The revolt that has Turkey on edge shows, once more, that governments do wrong by underestimating environmental protests.

La revuelta que tiene en vilo a Turquía muestra, una vez más, que los gobiernos hacen mal en subestimar las protestas ambientales.

Todo comenzó por unos cuantos árboles.

Agazapados en el medio de la noche, los buldózeres se alistaban a arrancar los últimos árboles que quedaban en el contaminado centro de Estambul. ¿La razón?
Darle paso a un vasto centro comercial que el gobierno de Tayyip Erdogan quería sumar a su plan de convertir la ciudad en el Miami del Medio Oriente. La represión violenta contra los que salieron a impedir la tala provocó una ola de protestas, que hoy es un movimiento más amplio contra el autoritarismo asfixiante del Gobierno.

No es la primera vez que el derribamiento de árboles amenaza con llevar al suelo al gobierno que lo causa. Carl Pope, exdirector del Sierra Club, recordó que el declive del régimen de Charles Taylor en Liberia comenzó con las sanciones internacionales contra el negocio del dictador con el corte ilegal de madera. En India, los campesinos del movimiento chipko, que inventaron la estrategia de abrazar los árboles para evitar su tala, fundaron el ambientalismo del Tercer Mundo y pusieron en aprietos al gobierno de Indira Gandhi hace cuarenta años.

El efecto político de los árboles y el medio ambiente viene de tres fuentes. Primero, en un mundo privatizado, son el símbolo de lo que nos queda en común. Los árboles (y el agua, la selva, los océanos) son la última frontera de la propiedad privada.
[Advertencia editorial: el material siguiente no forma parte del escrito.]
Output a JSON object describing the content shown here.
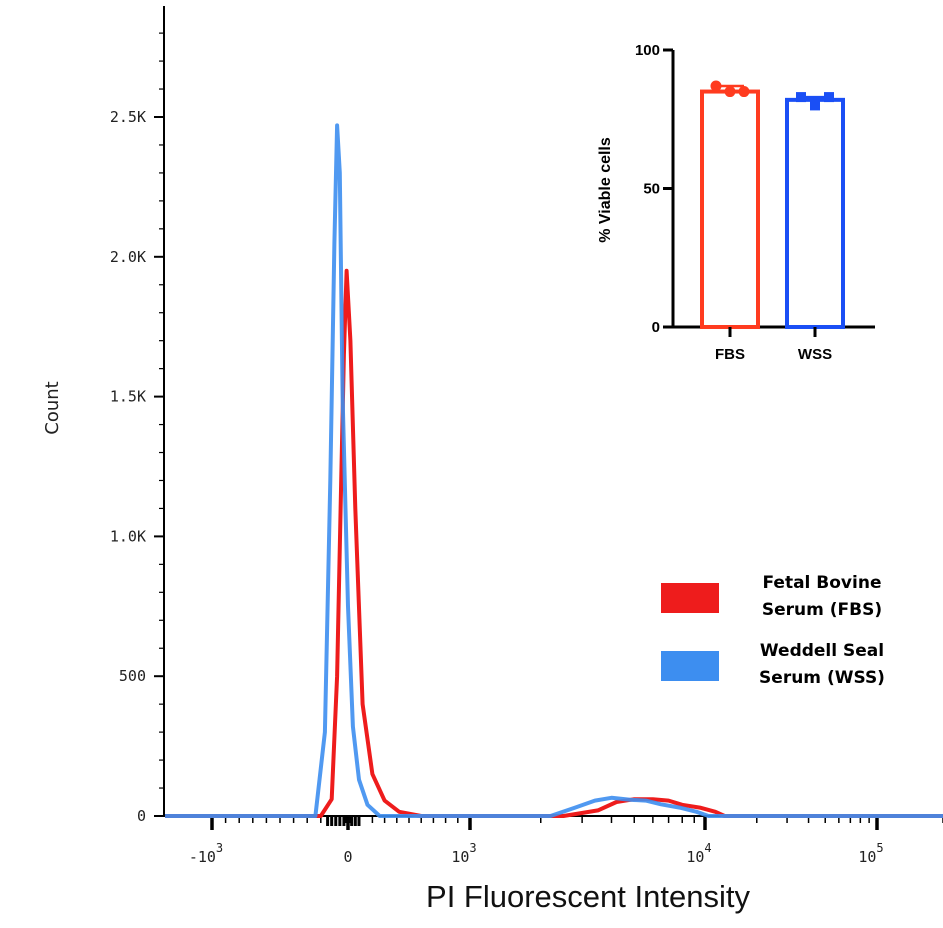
{
  "colors": {
    "fbs": "#ee1c1c",
    "wss": "#3d8ef0",
    "inset_fbs": "#ff3b1f",
    "inset_wss": "#1a4ff5",
    "axis": "#000000"
  },
  "chart_data": [
    {
      "type": "line",
      "title": "",
      "xlabel": "PI Fluorescent Intensity",
      "ylabel": "Count",
      "x_scale": "biexponential",
      "xlim": [
        -2000,
        200000
      ],
      "ylim": [
        0,
        2850
      ],
      "x_ticks": [
        {
          "value": -1000,
          "base": "-10",
          "exp": "3"
        },
        {
          "value": 0,
          "base": "0",
          "exp": ""
        },
        {
          "value": 1000,
          "base": "10",
          "exp": "3"
        },
        {
          "value": 10000,
          "base": "10",
          "exp": "4"
        },
        {
          "value": 100000,
          "base": "10",
          "exp": "5"
        }
      ],
      "y_ticks": [
        {
          "value": 0,
          "label": "0"
        },
        {
          "value": 500,
          "label": "500"
        },
        {
          "value": 1000,
          "label": "1.0K"
        },
        {
          "value": 1500,
          "label": "1.5K"
        },
        {
          "value": 2000,
          "label": "2.0K"
        },
        {
          "value": 2500,
          "label": "2.5K"
        }
      ],
      "legend_position": "right",
      "series": [
        {
          "key": "fbs",
          "legend_line1": "Fetal Bovine",
          "legend_line2": "Serum (FBS)",
          "points": [
            [
              -2000,
              0
            ],
            [
              -200,
              0
            ],
            [
              -120,
              60
            ],
            [
              -80,
              500
            ],
            [
              -50,
              1200
            ],
            [
              -30,
              1650
            ],
            [
              -10,
              1950
            ],
            [
              20,
              1700
            ],
            [
              60,
              1100
            ],
            [
              120,
              400
            ],
            [
              200,
              150
            ],
            [
              300,
              55
            ],
            [
              420,
              15
            ],
            [
              600,
              0
            ],
            [
              2500,
              0
            ],
            [
              3500,
              20
            ],
            [
              4200,
              50
            ],
            [
              5000,
              60
            ],
            [
              6000,
              60
            ],
            [
              7000,
              55
            ],
            [
              8000,
              40
            ],
            [
              9500,
              30
            ],
            [
              11500,
              15
            ],
            [
              13000,
              0
            ],
            [
              200000,
              0
            ]
          ]
        },
        {
          "key": "wss",
          "legend_line1": "Weddell Seal",
          "legend_line2": "Serum (WSS)",
          "points": [
            [
              -2000,
              0
            ],
            [
              -240,
              0
            ],
            [
              -170,
              300
            ],
            [
              -130,
              1200
            ],
            [
              -100,
              2050
            ],
            [
              -80,
              2470
            ],
            [
              -60,
              2300
            ],
            [
              -40,
              1500
            ],
            [
              0,
              750
            ],
            [
              40,
              320
            ],
            [
              90,
              130
            ],
            [
              160,
              40
            ],
            [
              260,
              0
            ],
            [
              2200,
              0
            ],
            [
              2800,
              30
            ],
            [
              3400,
              55
            ],
            [
              4000,
              65
            ],
            [
              4800,
              58
            ],
            [
              5600,
              55
            ],
            [
              6500,
              42
            ],
            [
              7800,
              30
            ],
            [
              9200,
              15
            ],
            [
              10500,
              0
            ],
            [
              200000,
              0
            ]
          ]
        }
      ]
    },
    {
      "type": "bar",
      "title": "",
      "xlabel": "",
      "ylabel": "% Viable cells",
      "ylim": [
        0,
        100
      ],
      "y_ticks": [
        0,
        50,
        100
      ],
      "categories": [
        "FBS",
        "WSS"
      ],
      "values": [
        85,
        82
      ],
      "replicates": [
        [
          87,
          85,
          85
        ],
        [
          83,
          80,
          83
        ]
      ]
    }
  ]
}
Por eso están en la mira de gobiernos y empresas que planean convertir parques en centros comerciales, o yacimientos de agua en minas de oro. Por eso se levantaron los ciudadanos turcos, como lo hicieron también los tolimenses la semana pasada contra los proyectos auríferos de Anglo Gold Ashanti.
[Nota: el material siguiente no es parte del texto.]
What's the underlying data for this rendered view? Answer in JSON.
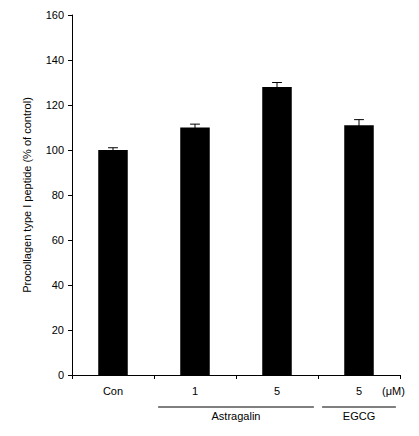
{
  "chart_data": {
    "type": "bar",
    "categories": [
      "Con",
      "1",
      "5",
      "5"
    ],
    "values": [
      100,
      110,
      128,
      111
    ],
    "errors": [
      1,
      1.5,
      2,
      2.5
    ],
    "color": "#000000",
    "ylabel": "Procollagen type I peptide (% of control)",
    "xlabel": "(μM)",
    "groups": [
      {
        "label": "Astragalin",
        "start": 1,
        "end": 2
      },
      {
        "label": "EGCG",
        "start": 3,
        "end": 3
      }
    ],
    "ylim": [
      0,
      160
    ],
    "yticks": [
      0,
      20,
      40,
      60,
      80,
      100,
      120,
      140,
      160
    ],
    "grid": false
  }
}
Segundo, la defensa del medio ambiente es una causa que comparten ciudadanos de todo tipo, desde los campesinos hasta los estudiantes, pasando por los conservadores y religiosos. No cabe en las divisiones convencionales entre izquierda y derecha, ni entre liberales y conservadores.
Eso explica que las protestas ambientales tengan en problemas a gobiernos de signos contrarios. En Ecuador, una de las pocas fuerzas de oposición eficaces que quedan contra Correa es el movimiento indígena contra la explotación petrolera en la Amazonia. Algo parecido le sucede al gobierno de Dilma Rousseff (cuyo dolor de cabeza es el movimiento contra las represas en el Amazonas), al de Evo Morales (que no sabe cómo enfrentar la oposición contra una carretera en el parque Tipnis) y al de Daniel Ortega (por el proyecto descabellado de un canal que corte en dos a Nicaragua). Por la derecha, a Sebastián Piñera lo tomó por sorpresa la explosión ciudadana contra la represa de HidroAysén en la Patagonia chilena. Por el centro, los conflictos socioambientales en Perú son el dolor de cabeza de Humala, mientras que en Colombia aumentan las manifestaciones como las de Santurbán y el Tolima.
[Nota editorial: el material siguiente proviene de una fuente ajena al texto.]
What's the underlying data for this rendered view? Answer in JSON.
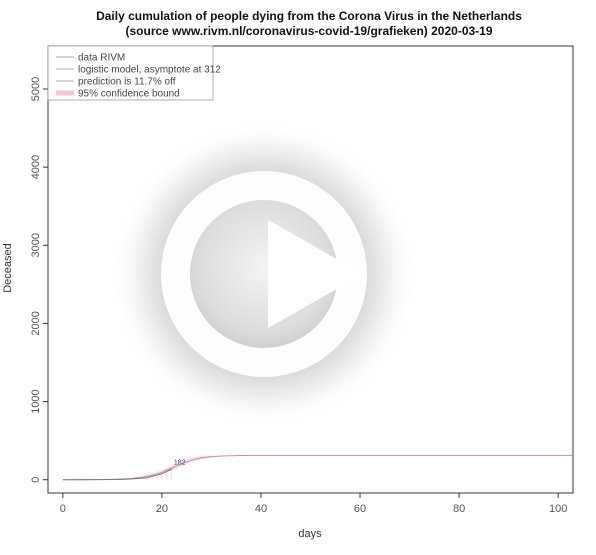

Tercero, las protestas ambientales son eficaces —y pueden disparar movimientos más amplios, como en Turquía— porque la generación de las redes sociales es la misma que tiene conciencia, por primera vez, de la crisis ambiental y la finitud del planeta. Por eso las noticias y las acciones sobre el medio ambiente se difunden con la rapidez de los trinos.

Ahí está la lección de Turquía. Haría bien en tomar nota el Gobierno antes de abrirles paso a nuevas talas de árboles, como las que vendrán cuando se reabra la ventanilla de títulos mineros en dos semanas, o se considere la desventurada idea de permitir la minería en la Amazonia.